Au point de départ de cette enquête réalisée par les auteurs du désormais classique Retour sur la condition ouvrière (Fayard, 1999), une émeute urbaine : en juillet 2000, à Montbéliard, dans la ZUP de la Petite-Hollande, plusieurs centaines de jeunes d’origine étrangère s’opposent aux forces de l’ordre venues initialement pour interpeller un jeune braqueur.
Au-delà de l’élément déclencheur et de son caractère spectaculaire et largement médiatisé, les deux sociologues, qui connaissent le quartier depuis longtemps, s’interrogent sur les sources de cette violence : la ZUP est plutôt moins dégradée que nombre de quartiers similaires ailleurs en France, et, paradoxe supplémentaire, les heurts interviennent au moment d’une relative reprise économique qui favorise le retour à l’emploi, y compris pour les jeunes peu ou pas qualifiés. En effet, les entreprises du site de Sochaux (automibile - Peugeot, bien sûr - et sous-traitants équipementiers) ont besoin de main d’oeuvre et sont beaucoup moins sélectives. Dans ces conditions, l’explosion sociale observée paraît d’autant plus surprenante.
Pour éclairer la situation, Beaud et Pialoux s’appuient sur deux éléments somme toute logiques :
les réactions humaines, collectives et individuelles, sont déterminées par une histoire, un "avant" qui les situe dans la duréeet produit des représentations sociales et culturelles, lesquelles façonnent en retour des attitudes et comportements, individuels et collectifs, qui vont se manifester ultérieurement ;
dans le contexte spécifique de la région, cette histoire s’enracine dans les caractéristiques socio-économiques locales : chômage, précarisation croissante d’une partie de la population ouvrière, déclin de l’engagement syndical, etc.
C’est donc sous l’angle socio-économique que les auteurs posent le problème : l’agressivité des jeunes est comm eun écho de la violence qui s’éxerce dna sle tissu social à travers la privation d’emploi et la précarité des statuts des travailleurs (intérim à durée indéfinie, contrats à durée limitée, menace du licenciement économique pour les "embauchés" en CDI, etc.).
L’exploration de ce monde du travail en déshérence commence par la Mission locale qui accueille les jeunes en quête d’emploi ou de formation ; puis, les enquêteurs vont recueillir le témoignage d’une ouvrière licenciée par Peugeot dans les années 90, de salariées encore en poste mais soumises aux pressions de la production "post-industrielle", ainsi que de jeunes intérimaires et/ou titulaires de bac pro, etc.

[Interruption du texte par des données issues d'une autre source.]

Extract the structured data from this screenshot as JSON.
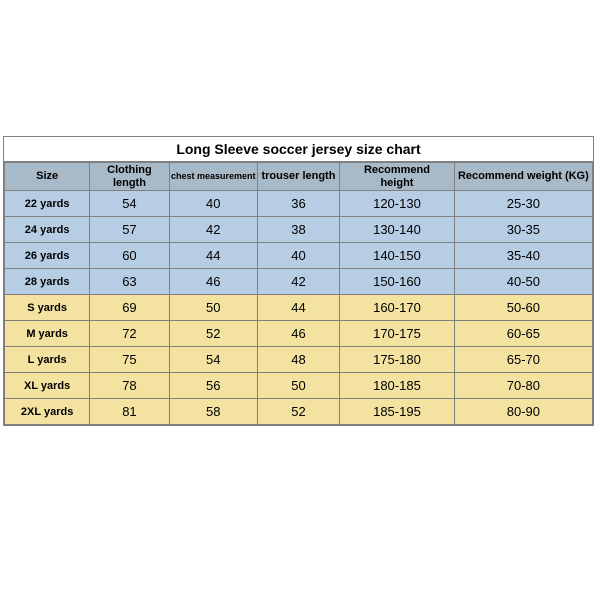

Les deux auteurs développent leur thèse en faisant alterner des extraits significatifs d’entretiens individuels, une explicitation de ces échanges approfondis, et une étude du contexte dans lequel se situent les individus et les groupes auxquels ils se sont adressés.
C’est ce qu’on peut appeler une approche fine, qui vous réconcilie avec la sociologie, en montrant qu’elle est toujours "un sport de combat" (merci Bourdieu) : à la fois prise de distance par rapport à une actualité dite brûlante, analyse compréhensive et pertinente des parcours individuels, et réflexion politique fort argumentée quant à l’évolution du travail industriel.